Think of the deepest place in the Ole Confederacy and you think of the Magnolia State! Mississippi is also known for being the poorest, least educated, fattest, and most religious state in the Union.
Despite these less than congratulatory superlatives, Mississippi has also managed in her poverty, obesity, and ignorance to produce Wm. Faulkner, B.B. King, Elvis Presley, Oprah Winfrey, Tennessee Williams, Eudora Welty, Jimmy Buffet, Richard Ford, Muddy Waters, Richard Wright and a whole bushel basket of other extraordinary people.
One of these extraordinary people died recently--novelist, short story writer, and teacher, Barry Hannah.
OXFORD, Miss. – An inspiration and mentor to a generation of young American writers, acclaimed Mississippi author Barry Hannah, 67, died Monday at his home.
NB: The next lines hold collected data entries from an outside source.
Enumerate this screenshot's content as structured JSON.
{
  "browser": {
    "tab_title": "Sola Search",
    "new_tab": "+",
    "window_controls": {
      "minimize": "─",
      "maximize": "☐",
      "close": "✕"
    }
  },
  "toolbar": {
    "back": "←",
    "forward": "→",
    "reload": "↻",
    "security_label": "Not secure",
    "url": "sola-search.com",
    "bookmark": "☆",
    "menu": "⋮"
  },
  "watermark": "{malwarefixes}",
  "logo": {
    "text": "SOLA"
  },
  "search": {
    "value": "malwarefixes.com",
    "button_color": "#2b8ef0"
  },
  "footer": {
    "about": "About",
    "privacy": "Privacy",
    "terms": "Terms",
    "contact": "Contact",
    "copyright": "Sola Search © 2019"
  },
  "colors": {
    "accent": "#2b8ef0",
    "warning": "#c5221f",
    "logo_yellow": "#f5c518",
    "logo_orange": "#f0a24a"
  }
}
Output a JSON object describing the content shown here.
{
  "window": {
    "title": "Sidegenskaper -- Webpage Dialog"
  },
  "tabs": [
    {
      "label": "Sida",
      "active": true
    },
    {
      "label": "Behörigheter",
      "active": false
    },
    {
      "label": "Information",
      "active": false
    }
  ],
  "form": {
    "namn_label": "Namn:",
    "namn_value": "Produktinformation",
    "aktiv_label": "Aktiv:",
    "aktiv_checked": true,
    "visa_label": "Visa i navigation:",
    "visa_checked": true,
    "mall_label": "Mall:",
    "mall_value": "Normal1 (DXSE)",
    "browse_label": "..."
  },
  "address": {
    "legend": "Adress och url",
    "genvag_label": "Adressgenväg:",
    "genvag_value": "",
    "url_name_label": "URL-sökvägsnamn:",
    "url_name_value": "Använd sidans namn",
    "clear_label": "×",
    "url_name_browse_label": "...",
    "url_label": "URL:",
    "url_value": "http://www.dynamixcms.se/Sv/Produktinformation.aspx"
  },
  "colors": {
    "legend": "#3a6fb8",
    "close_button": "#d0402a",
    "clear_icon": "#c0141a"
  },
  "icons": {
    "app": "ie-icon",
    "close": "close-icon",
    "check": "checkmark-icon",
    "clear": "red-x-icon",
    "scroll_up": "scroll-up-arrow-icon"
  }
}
He was the writer-in-residence at the University of Mississippi and director of its Master of Fine Arts in creative writing program.
Barry Hannah accepts his award as a Distinguished Faculty Fellow from the College of Liberal Arts in 2002. UM photo by Robert Jordan.
Hannah won numerous awards and international recognition. He was nominated for a Pulitzer Prize in fiction for his short story collection "High Lonesome" (1996). His first published novel, "Geronimo Rex" (1972), won the William Faulkner Prize for writing and earned him a nomination for the National Book Award.
In 1987, I took a graduate creative writing class with Barry. It was--to say the least--an eye-opening experience.